Above:  shows several pharmacies and at least one dentist in less than one block. Someone told us there are 400 dentists and 400 pharmacies in Neuvo Progreso, I am not sure about that, but there are a LOT of each!

Wednesday, March 10, 2004

The 2004 Adventure, February 29 to March 11, 2004, Aloe Vera Farm

We took a tour to a Aloe Vera farm. The parents of the current owner do the tours, she talks about Aloe Vera products, and he takes you out to the field. They are both past 80 years old, and to say they are "characters", is truly an understatement.

Acres of aloe vera plants. These are all in bloom. They plant them about 40 inches apart on center (both directions). If there is not enough rain, they water the fields by flooding them with water from the Rio Grande River. Many farmers do that here in the Rio Grande Valley.

Flower can be eaten, AFTER it has opened, not before. Hummingbirds can drink the nectar, but cannot get their little beaks into the flower.

Above are boxes of aloe stems, cut and ready for processing.

NOW, let see what this stuff really is all about, the INSIDE stuff:

Above, fillet of aloe, cutting away all the green outer layer of the plant to get to the middle. Below, they cut a small piece for all of us to feel and rub on our hands. It reminded me of jello, in a way, a slimy gelatin. They say it is loaded with protein, and all kinds of other things that are good for us. They drink it, make it into creams for healing and soothing, and they even make jelly out of it.

Tuesday, March 9, 2004

The 2004 Adventure, February 29 to March 11, 2004, Santa Anna Refuge

We went to Santa Anna National Refuge. It borders on the Rio Grande River on the south. It is a interesting place, we went on a trolley tour around the park.

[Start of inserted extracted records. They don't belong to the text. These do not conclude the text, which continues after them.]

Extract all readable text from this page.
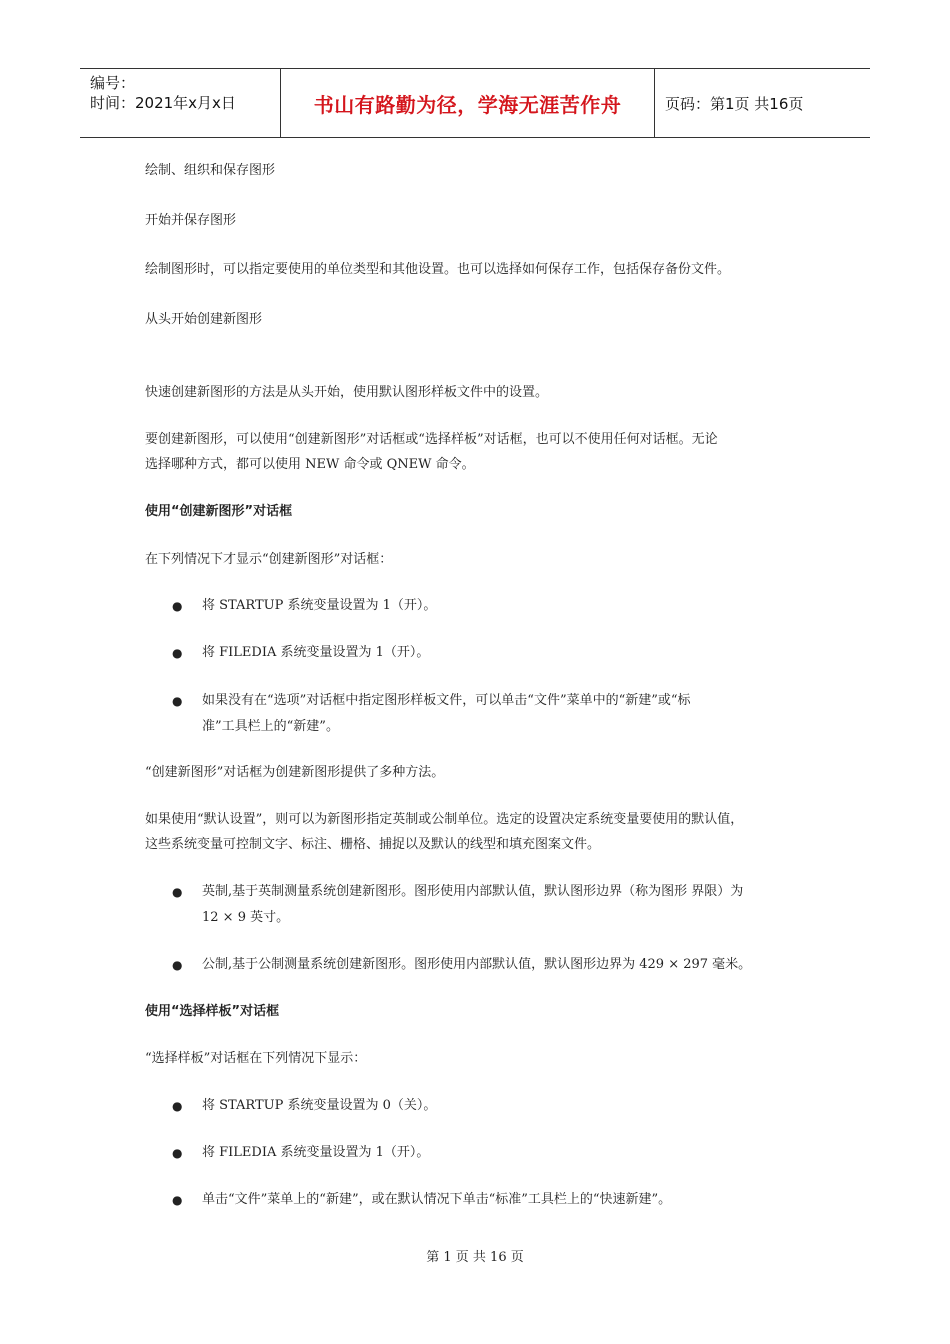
编号：
时间：2021年x月x日	书山有路勤为径，学海无涯苦作舟	页码：第1页 共16页

绘制、组织和保存图形

开始并保存图形

绘制图形时，可以指定要使用的单位类型和其他设置。也可以选择如何保存工作，包括保存备份文件。

从头开始创建新图形

快速创建新图形的方法是从头开始，使用默认图形样板文件中的设置。

要创建新图形，可以使用“创建新图形”对话框或“选择样板”对话框，也可以不使用任何对话框。无论

选择哪种方式，都可以使用 NEW 命令或 QNEW 命令。

使用“创建新图形”对话框

在下列情况下才显示“创建新图形”对话框：

● 将 STARTUP 系统变量设置为 1（开）。
● 将 FILEDIA 系统变量设置为 1（开）。
● 如果没有在“选项”对话框中指定图形样板文件，可以单击“文件”菜单中的“新建”或“标
准”工具栏上的“新建”。

“创建新图形”对话框为创建新图形提供了多种方法。

如果使用“默认设置”，则可以为新图形指定英制或公制单位。选定的设置决定系统变量要使用的默认值，

这些系统变量可控制文字、标注、栅格、捕捉以及默认的线型和填充图案文件。

● 英制,基于英制测量系统创建新图形。图形使用内部默认值，默认图形边界（称为图形 界限）为
12 × 9 英寸。
● 公制,基于公制测量系统创建新图形。图形使用内部默认值，默认图形边界为 429 × 297 毫米。

使用“选择样板”对话框

“选择样板”对话框在下列情况下显示：

● 将 STARTUP 系统变量设置为 0（关）。
● 将 FILEDIA 系统变量设置为 1（开）。
● 单击“文件”菜单上的“新建”，或在默认情况下单击“标准”工具栏上的“快速新建”。
第 1 页 共 16 页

There is not a lot of Spanish Moss in this area, except in the Santa Anna park, this was a great speciman.

This cemetery is in the Santa Anna park, there are about 40 graves.
Only about 3 or 4 names are known of these 40.

Cemetery Gate

Monday, March 8, 2004

The 2004 Adventure, February 29 to March 11, 2004, Beauty and the Bad Dudes

We have spent the last several weeks doing a little sightseeing and shopping, and enjoying the weather. We went to Mexico several times, once on a tour, other times to Progresso, for shopping and lunch. We visited several parks nearby.

The flowers and flowering bushes are starting to bloom. It is so warm here that there have been petunias and geraniums in full bloom for weeks. They look like mine do in Michigan about July!

Al and I hosted a small get together for other Montana owners here in the park. We shared finger foods and information about the Montana Owners Club online forum. It was a very nice evening.

There was a bit of excitement here in the park. Seems we had a crook amid our ranks. The police came in here and took possession of a $450,000 motor home. The story is (allowing for exageration of those who told us), that he wrote a $70,000 check for the deposit of this motor home and of course, the check bounced. It is possible that he also had a new truck that he towed behind this motor home, also not paid for. We heard that the wife of this stellar person had a accident on a cycle here, and somehow that got the attention of the authorities. We also heard that they had been in the park for about a month. My response was, "I hope I did not have dinner with this creep!" Anyway, when the local police got into the motor home they found a lot of false identities, checkbooks, and reportedly a roll of checks from State Farm Insurance. We were told there were at least 8 full identities. Not sure how much of this story is really true, but part of it was, cause they reported the removal of the motor home on the local news stations.

Not sure what this bush is, but it surely is pretty. There are a number of these in the park.